Before his address, delivered in a former Carmelite monastery in Budapest’s Castle District, Pope Francis met with Hungary’s President Katalin Novák and Prime Minister Viktor Orbán, whose conservative policies, many of which aim to preserve and strengthen the nation’s Christian identity, have placed Hungary’s government at odds with more liberal members of the European Union.
In his remarks, the pope made no direct reference to the ongoing war in Ukraine, Hungary’s neighbor to the northeast.

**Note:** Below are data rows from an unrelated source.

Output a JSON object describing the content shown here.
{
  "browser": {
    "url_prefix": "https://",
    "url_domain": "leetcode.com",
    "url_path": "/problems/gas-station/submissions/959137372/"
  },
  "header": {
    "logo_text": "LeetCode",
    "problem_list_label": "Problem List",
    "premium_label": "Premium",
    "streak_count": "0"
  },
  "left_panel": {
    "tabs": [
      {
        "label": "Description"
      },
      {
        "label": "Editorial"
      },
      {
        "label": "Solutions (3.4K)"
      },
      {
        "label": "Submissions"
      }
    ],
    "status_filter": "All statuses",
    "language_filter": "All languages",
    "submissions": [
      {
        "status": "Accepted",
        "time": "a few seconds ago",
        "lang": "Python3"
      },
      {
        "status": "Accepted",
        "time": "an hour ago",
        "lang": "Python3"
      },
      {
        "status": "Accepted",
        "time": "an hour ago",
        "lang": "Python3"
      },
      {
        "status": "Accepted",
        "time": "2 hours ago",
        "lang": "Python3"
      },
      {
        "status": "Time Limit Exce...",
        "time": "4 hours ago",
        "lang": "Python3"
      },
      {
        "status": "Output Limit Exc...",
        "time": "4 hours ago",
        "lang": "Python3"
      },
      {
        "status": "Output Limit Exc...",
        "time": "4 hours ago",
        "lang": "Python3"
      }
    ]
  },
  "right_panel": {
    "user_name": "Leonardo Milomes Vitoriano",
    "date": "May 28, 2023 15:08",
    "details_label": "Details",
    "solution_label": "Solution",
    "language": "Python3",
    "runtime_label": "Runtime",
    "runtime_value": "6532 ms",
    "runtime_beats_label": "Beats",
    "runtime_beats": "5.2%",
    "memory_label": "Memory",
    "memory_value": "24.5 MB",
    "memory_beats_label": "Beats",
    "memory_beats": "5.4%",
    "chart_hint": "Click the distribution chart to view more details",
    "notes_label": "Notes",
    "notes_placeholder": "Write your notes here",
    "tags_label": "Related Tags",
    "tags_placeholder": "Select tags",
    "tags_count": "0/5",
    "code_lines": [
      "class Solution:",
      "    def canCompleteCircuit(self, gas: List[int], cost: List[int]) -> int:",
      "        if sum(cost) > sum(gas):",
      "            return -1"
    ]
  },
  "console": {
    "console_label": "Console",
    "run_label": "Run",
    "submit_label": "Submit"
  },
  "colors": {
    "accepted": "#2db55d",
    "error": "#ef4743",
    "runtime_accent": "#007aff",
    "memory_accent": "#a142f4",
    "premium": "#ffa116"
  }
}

Instead, he spoke broadly of an urgent need to “generate forms of diplomacy capable of pursuing unity, not aggravating differences.”
Pope Francis placed Hungary, a historically Christian nation with a rich tradition of statesmanship, and Budapest itself, forged 150 years ago out of three separate cities, at the center of this leadership challenge.
“I think of a Europe that is not hostage to its parts, neither falling prey to self-referential forms of populism nor resorting to a fluid, if not vapid, ‘supranationalism’ that loses sight of the life of its peoples,” the pope said. “This is the baneful path taken by those forms of ‘ideological colonization’ that would cancel differences, as in the case of the so-called gender theory, or that would place before the reality of life reductive concepts of freedom, for example by vaunting as progress a senseless ‘right to abortion,’ which is always a tragic defeat.”
The Holy Father offered a different vision for Europe’s future. “How much better it would be to build a Europe centered on the human person and on its peoples, with effective policies for natality and the family — policies that are pursued attentively in this country — a Europe whose different nations would form a single family that protects the growth and uniqueness of each of its members,” he said.
In a sense, the pope said, the city of Budapest symbolizes that vision.